Consequently, he said taxes like VAT and stamp duty should be removed from all capital market transactions to encourage and attract more investors into the market.

“After the 30 per cent company income tax, the shareholders are also levied 10 per cent withholding tax on their dividends, which is tantamount to double taxation.

“A situation where the government collects from the company and also taxes the investors on the little that is coming from the company is discouraging; it is a disincentive to investment.

“To attract more investment into the market and encourage listed firms’ growth, the government must remove these multiple taxations impeding the growth of the market and enable the market to play its pivotal role of capital formation and economic development in Nigeria,” he said.

Findings revealed that tax structure in other jurisdictions showed various African exchanges have continued to ensure that listings do not create any additional tax burden and have instead offered several tax incentives aimed at encouraging listing.

For instance, in Ghana, the current Capital Gains Tax (CGT) exemption for listed securities will expire at the end of 2021. The exemption was first introduced in 1990 at the start of operation of the Ghana Stock Exchange (GSE).
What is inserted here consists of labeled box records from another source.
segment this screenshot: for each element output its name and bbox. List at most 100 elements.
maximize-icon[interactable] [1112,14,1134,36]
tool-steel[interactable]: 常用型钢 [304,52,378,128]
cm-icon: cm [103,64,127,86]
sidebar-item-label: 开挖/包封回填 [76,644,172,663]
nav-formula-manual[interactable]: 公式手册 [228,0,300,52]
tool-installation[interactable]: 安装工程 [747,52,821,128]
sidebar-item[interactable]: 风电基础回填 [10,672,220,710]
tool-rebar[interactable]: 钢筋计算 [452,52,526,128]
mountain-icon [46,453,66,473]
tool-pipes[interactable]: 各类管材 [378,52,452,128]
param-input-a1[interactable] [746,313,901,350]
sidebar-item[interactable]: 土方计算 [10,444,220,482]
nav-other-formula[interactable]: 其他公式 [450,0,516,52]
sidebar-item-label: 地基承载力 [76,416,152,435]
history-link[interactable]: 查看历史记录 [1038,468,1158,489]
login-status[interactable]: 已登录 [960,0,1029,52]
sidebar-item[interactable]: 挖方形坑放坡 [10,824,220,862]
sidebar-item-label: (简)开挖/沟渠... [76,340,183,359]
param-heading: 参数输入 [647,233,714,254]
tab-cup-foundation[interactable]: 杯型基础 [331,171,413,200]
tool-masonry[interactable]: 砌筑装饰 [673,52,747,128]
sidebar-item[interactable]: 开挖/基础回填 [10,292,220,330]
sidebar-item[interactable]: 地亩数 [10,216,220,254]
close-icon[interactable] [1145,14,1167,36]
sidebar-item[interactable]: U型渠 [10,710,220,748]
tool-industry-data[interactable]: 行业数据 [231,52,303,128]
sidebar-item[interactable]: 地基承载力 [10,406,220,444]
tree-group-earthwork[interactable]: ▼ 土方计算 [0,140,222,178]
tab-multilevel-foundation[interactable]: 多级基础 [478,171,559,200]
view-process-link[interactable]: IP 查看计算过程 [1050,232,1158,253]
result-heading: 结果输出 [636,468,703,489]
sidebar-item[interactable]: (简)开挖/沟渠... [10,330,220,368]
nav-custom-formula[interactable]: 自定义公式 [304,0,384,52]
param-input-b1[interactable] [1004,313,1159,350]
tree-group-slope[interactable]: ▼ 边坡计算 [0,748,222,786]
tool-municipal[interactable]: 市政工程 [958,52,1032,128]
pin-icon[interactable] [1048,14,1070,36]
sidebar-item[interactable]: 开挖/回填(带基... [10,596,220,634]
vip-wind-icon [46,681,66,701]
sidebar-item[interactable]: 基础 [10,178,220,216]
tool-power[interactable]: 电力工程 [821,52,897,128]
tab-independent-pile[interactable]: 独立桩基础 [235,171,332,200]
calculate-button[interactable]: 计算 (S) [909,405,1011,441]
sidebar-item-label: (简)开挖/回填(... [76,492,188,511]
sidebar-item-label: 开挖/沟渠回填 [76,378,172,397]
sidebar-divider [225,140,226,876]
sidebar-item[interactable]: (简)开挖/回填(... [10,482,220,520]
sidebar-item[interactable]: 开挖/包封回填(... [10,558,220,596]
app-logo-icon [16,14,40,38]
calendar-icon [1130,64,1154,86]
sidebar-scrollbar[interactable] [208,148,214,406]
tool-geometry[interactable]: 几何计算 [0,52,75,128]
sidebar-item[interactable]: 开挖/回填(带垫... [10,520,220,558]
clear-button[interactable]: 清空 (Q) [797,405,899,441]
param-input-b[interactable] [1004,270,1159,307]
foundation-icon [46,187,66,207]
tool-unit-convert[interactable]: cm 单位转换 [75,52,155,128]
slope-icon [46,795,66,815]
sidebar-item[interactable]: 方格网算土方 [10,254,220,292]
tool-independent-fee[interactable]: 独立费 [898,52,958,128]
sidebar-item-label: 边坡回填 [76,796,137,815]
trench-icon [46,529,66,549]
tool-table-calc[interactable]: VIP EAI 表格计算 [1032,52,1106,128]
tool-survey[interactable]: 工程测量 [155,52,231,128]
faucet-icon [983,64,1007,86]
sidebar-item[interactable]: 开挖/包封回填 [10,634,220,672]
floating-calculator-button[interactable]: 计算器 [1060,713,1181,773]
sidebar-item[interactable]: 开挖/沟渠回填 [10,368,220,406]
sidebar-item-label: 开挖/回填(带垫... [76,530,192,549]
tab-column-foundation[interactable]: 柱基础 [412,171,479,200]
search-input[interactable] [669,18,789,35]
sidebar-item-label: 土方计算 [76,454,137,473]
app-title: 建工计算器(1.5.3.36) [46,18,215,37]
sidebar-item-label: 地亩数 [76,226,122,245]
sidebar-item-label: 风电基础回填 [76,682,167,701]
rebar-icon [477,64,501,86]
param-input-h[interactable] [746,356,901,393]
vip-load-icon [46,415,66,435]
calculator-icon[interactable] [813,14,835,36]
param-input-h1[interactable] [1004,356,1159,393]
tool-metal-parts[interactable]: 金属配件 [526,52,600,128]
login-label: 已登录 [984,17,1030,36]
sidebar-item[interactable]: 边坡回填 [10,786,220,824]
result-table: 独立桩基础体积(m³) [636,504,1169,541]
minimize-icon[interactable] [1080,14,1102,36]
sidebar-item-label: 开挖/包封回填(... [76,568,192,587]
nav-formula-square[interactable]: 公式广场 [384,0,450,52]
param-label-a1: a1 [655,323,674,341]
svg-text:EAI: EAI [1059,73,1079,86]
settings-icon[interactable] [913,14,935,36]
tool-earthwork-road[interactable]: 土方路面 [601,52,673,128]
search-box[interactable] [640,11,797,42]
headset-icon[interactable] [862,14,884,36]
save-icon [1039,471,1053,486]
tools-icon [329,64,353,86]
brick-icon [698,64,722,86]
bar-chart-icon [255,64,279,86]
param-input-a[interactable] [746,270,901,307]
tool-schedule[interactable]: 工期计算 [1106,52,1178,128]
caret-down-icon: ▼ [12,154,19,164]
It was renewed at various times until 2015 when it was abolished and subsequently reintroduced in 2016. The exemption, critical to attracting investment flows, has helped make the market competitive, especially in the West African region.

Announcing the decision to make the exemption permanent in his 2021 budget speech on March 12, the interim Finance Minister, Osei Kyei-Mensah-Bonsu, said the government is continuously making efforts to develop and deepen Ghana’s capital market.

Also, the Nairobi Stock Exchange (NSE) Kenya enjoys exemption from stamp duty upon creation of new and increase of authorised share capital and stamp duty exemption on the transfer of shares and other securities.

There is also exemption from CGT arising from trading in listed securities held for a period not exceeding 24 months, as well as exemption from income tax for Employee Share Ownership Plans (ESOPs) in Kenya.

The Kenyan government also provided tax incentives that are specific to other entity types and securities.